Nós, as crianças de então – pelo menos em Cochabamba –, não líamos as revistas em quadrinhos, mas livros, e, sem dúvida, por isso jamais me viciei em Popeye, o marinheiro musculoso. Mas em Tarzan e Jane, com os quais voava, de uma árvore a outra, pelas selvas da África.
Na biblioteca cheia de teias de aranha da Universidade de San Marcos, li minha primeira obra-prima: o Tirant lo Blanc (Tirante o Branco), na edição de Martín de Riquer, de 1948. Antes, porém, quando calouro do Leoncio Prado, devorei a série dos mosqueteiros de Alexandre Dumas, e sonhava com D’Artagnan todas as noites.
Nada me deu tanto prazer e felicidade quando os bons livros, nada me ajudou tanto como eles a superar os momentos difíceis. Sem a literatura, eu me teria suicidado no período atroz em que soube que meu pai estava vivo, quando me levou a viver com ele e me fez descobrir a solidão e o medo. William Faulkner mudou a minha vida em plena adolescência; eu o li com lápis e papel para identificar as mudanças de narrador, os saltos temporais, os redemoinhos dessa prosa que mesclava personagens, tempos e lugares, e no romance aparecia de repente um reordenamento da história melhor do que o cronológico.
Para ler Sartre, Camus, Merleau-Ponty, Simone de Beauvoir e demais colaboradores da revista Les Temps Modernes, aprendi francês e inglês para entender Hemingway, dos Passos, Orwell e Virginia Woolf, e decifrar o Ulisses de Joyce (consegui na terceira vez). Em uma cabana de Perros-Guirec, na Bretanha, no verão de 1962, li o tomo de La Pléiade dedicado a Tolstoi e desde então Guerra e Paz me parece o ápice do romance, com o Dom Quixote e Moby Dick.
Entre as obras do século 20, nada superou, na minha opinião, A Condição Humana, de Malraux, com a exceção de A Montanha Mágica, de Thomas Mann. Em Paris, no primeiro dia em que cheguei, em agosto de 1959, descobri Flaubert e passei a noite toda, no Wetter Hotel, lendo Madame Bovary. Para mim, este foi o mais frutífero dos descobrimentos: graças a Flaubert, soube o escritor que eu queria ser e o não queria ser.
As boas leituras não só produzem felicidade, elas ensinam a falar bem, a pensar com audácia, a fantasiar, e criam cidadãos críticos, receoso das mentiras oficiais dessa arte suprema do mentir que é a política. A vida que não vivemos, podemos sonhá-la; ler os bons livros é outra maneira de viver, mais livre, mais bela, mais autêntica. Esta vida alternativa tem, além disso, a sorte de estar fora do alcance das pragas demoníacas que sempre apavoraram os seres humanos porque viam nelas os demônios, que, diferentemente dos inimigos de carne e osso, eram difíceis de derrotar.

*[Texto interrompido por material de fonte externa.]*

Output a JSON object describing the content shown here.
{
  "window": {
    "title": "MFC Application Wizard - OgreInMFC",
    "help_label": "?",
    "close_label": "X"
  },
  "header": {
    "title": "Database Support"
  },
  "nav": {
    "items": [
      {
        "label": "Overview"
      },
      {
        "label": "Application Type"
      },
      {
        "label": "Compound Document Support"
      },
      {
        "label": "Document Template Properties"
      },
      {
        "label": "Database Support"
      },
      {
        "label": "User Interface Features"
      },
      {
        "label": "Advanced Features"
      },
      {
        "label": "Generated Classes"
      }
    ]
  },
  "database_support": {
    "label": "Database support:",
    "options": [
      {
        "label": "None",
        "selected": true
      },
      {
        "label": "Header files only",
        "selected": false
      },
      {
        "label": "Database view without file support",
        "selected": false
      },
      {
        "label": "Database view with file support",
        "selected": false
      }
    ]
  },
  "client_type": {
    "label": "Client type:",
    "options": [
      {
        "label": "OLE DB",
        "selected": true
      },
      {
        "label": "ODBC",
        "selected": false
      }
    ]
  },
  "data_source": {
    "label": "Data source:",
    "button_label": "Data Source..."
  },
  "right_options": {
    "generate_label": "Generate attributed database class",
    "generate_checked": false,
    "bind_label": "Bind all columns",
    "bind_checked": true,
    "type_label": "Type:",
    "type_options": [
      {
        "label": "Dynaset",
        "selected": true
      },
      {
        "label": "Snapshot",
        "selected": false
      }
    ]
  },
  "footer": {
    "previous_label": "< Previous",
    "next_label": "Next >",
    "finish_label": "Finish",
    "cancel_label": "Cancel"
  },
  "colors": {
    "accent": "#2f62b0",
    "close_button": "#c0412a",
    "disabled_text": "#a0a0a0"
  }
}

Um bom leitor é o cidadão ideal de uma sociedade democrática: nunca se conforma com aquilo que tem, sempre aspira a mais ou a coisas diferentes das que lhe são oferecidas. Sem esses anticonformistas, seria impossível o progresso verdadeiro, o que, além de enriquecer a vida material, aumenta a liberdade e o leque de escolhas para adequar a própria vida aos nossos sonhos, desejos e ilusões.
Karl Popper tinha razão: nunca estivemos melhor do que agora (nos países livres, evidentemente). O coronavírus ressuscitou a barbárie no que acreditávamos ser a civilização e a modernidade. Vimos coisas horríveis em Madri, por exemplo, nas residências: idosos aparentemente abandonados por cuidadores que não tinham máscaras nem remédios nem qualquer tipo de ajuda. Os mortos convivendo com os vivos, dormindo nas mesmas camas.
O horror sempre supera o horror, não importa o tempo histórico. Mesmo assim, com toda a ruína econômica e social que essa praga inesperada trará para o país, se, depois de sobrevivermos a ela, houver na Espanha mais um milhão de espanhóis, ou pelo menos cem mil, ganhos para a boa leitura graças à quarentena forçada, os demônios da peste terão realizado um bom trabalho.